During the interview he reveals it wasn't till his junior or senior year when he "came out".  As he explained, he was "very independent" and didn't avail himself of the the resources then available in those pre-chatroom days at UCI.  His parents knew him as an activist (but not necessarily as a gay one - they never talked about that) and had embraced that, even encouraging him to run, one day, for office.  "What kind of Asian parents actually encourage their kids to run for office?" he told me then.

Prior to that interview, I drafted this profile of him:

"Alain Dang is a policy analyst with the National Gay and Lesbian Task Force. His research focuses on the intersections of race, sexual orientation, community building, and public policy. He co-authored Living in the Margins: A National Survey of Lesbian, Gay, Bisexual and Transgender Asian and Pacific Islander Americans, Asian Pacific American Lesbian, Gay, Bisexual and Transgender People: A Community Portrait and Black Same-Sex Households in the United States: A Report from the 2000 Census for the Task Force Policy Institute.

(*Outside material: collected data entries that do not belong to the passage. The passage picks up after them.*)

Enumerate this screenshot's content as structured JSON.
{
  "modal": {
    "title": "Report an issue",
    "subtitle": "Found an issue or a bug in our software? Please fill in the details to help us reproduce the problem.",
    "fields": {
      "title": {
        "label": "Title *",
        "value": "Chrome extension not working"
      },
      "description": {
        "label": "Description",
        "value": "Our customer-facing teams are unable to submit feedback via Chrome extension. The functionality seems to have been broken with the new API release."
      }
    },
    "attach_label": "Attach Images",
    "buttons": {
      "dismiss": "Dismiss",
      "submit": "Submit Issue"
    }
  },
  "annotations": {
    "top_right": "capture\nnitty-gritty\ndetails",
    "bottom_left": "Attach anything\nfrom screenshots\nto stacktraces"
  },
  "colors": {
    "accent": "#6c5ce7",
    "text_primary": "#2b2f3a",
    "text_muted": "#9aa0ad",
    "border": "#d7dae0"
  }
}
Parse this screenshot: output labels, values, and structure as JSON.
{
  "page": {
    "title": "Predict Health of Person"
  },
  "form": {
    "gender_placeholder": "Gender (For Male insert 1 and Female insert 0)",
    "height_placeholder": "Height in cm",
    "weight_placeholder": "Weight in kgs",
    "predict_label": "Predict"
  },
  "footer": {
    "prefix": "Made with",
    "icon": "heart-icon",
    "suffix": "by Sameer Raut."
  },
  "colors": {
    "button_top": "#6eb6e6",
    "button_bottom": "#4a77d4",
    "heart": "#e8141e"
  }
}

"His autobiographical chapter is featured in Kevin Kumashiro's Restoried Selves: Autobiographies of Queer Asian Pacific American Activists, published by Harrington Park Press. He and his work have been featured in a variety of media across the country, including the New York Times, Washington Post, Miami Herald, San Francisco Chronicle , Atlanta Journal-Constitution, AsianWeek, The Advocate, World Journal, News India Times, Filipino Reporter, Hyphen Magazine and The Western Journal of Black Studies, among others. In addition, he has traveled the country speaking at conferences, colleges and universities. He holds a BA in Environmental Analysis & Design from UC Irvine (Social Ecology) and an MA in Urban Planning from UCLA."

Since then, of course, he has moved on to greater heights; at his passing he chaired the Roads Commission in Santa Clara, California and served on the Bicycle & Pedestrian Advisory Committee of the Santa Clara Valley Authority.

In sadness, I bid Alain farewell -  a decent guy who fought the good fight.  A huge loss.

-- Daniel C. Tsang.

Updated 6, and 10 February 2014; revising date of passing;  also adding his Vietnamese name and date of birth.